Scientists Scan the Brains of Mice Playing Quake

[From BBC News; more information is available in a story in Wired, and a 1 minute video of a mouse performing in the study can be found here]

Thursday, 15 October 2009

Virtual maze ‘maps’ mouse memory

By Victoria Gill Science reporter, BBC News

With the help of mice scampering through a virtual maze, scientists have taken recordings from inside individual brain cells, or neurons.

The researchers report in the journal Nature how they recorded from cells in the brain’s memory centre.

These neurons fired in a rhythmic pattern that could be related to the animal’s location.

They hope their technique will help discover how neuronal activity forms new memories and affects behaviour.

In the virtual reality system, the mice were able to run around while their heads were kept relatively still. This enabled the scientists to measure continuously from one neuron.
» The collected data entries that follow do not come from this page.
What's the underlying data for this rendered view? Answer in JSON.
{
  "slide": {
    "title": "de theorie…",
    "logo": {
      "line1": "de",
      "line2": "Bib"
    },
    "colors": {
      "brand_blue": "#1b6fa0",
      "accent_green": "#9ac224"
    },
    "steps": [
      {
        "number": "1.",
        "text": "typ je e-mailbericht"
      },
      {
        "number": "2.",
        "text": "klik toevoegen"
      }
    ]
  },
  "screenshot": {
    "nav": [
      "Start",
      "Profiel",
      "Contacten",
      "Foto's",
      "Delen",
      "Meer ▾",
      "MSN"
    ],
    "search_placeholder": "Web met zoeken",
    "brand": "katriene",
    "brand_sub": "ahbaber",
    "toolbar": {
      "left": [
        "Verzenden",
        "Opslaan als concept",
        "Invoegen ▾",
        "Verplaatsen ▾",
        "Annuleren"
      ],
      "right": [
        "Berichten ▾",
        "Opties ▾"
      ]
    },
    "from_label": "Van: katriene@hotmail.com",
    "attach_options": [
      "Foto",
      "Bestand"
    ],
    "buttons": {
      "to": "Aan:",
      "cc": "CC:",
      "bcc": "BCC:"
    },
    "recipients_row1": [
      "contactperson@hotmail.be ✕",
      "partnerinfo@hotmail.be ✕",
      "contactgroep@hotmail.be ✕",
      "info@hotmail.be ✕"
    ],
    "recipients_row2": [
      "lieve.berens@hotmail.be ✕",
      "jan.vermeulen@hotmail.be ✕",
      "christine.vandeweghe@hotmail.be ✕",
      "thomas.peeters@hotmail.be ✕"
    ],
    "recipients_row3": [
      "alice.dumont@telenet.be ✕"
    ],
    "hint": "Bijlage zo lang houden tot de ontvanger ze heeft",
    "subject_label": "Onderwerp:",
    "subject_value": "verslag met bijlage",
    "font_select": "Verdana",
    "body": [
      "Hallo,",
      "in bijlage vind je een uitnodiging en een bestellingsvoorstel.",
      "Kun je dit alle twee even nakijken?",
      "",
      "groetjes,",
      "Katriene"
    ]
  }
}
The team, led by David Tank from Princeton University in New Jersey, US, took their recordings from “place cells”.

These are neurons in the brain’s hippocampus, which is considered to be the centre of memory formation.

Place cells “fire” when an animal is in a particular position within its environment, so neuroscientists hope to fathom their role in navigation, learning and memory.

Previously, scientists have studied the cells using extracellular electrodes – tiny wires placed next to the neurons.

“That tells you about their activity, but not about how that activity is generated,” explained Professor Tank.

He and his colleagues used a technique that allowed them to clamp on to a single neuron and record the activity inside it.

Floating in space

The scientists took recordings from inside the mouse’s brain as it scuttled through the maze.

In reality, the mouse remained almost stationary as it walked on the surface of a floating ball suspended on a cushion of air.

“This is easy for the mouse to walk and run on – [it’s] just like an activity wheel,” said Professor Tank.

In moving the ball, by walking and running around, the mouse controlled its own movement through the maze.

“[It] got treats at each end of the maze,” said Professor Tank.

“The mouse ran down a corridor and when it got to the end it would get a treat. If it wanted another one, it had to turn around and run to the other end.”

This free movement was crucial, because the place cells fired, or became active, at certain points along the corridor.

The points at which they fire are known as the “place fields”.

“The bursts of firing [of groups of place cells] have a particular rhythm – like a clock,” said Professor Tank.

The study revealed that this rhythm changed “in a systematic way” as the mouse moved through the place field.

“So by looking at this timing, you can tell where the mouse is,” Professor Tank explained.

This timing can be thought of a a type of code based on timing that is somehow translated into a memory.

Describing the wider significance of the work Professor Tank said: “There is still debate about what place cells are.

“Are they a fundamental part of brain circuitry for navigation? Or are they involved in something more general like… the ability to remember a sequence of events.”

Professor Tank described how the virtual reality system could give neuroscientists the tools they needed to address these questions.

“One of the things about virtual reality,” he said, “is that you can make manipulations that you can’t in the real world. You could alter an environment as the mouse is walking through it [and see how the cells respond].”

Dr Rosamund Langston, a neuroscientist from the Norwegian University of Science and Technology in Trondheim described the work as “a huge technical achievement.”

Dr Langston, whose work is focused on learning and memory, was not involved in this study.

She added: “This is an impressive leap forward for neuroscientists at both the cellular and systems level.”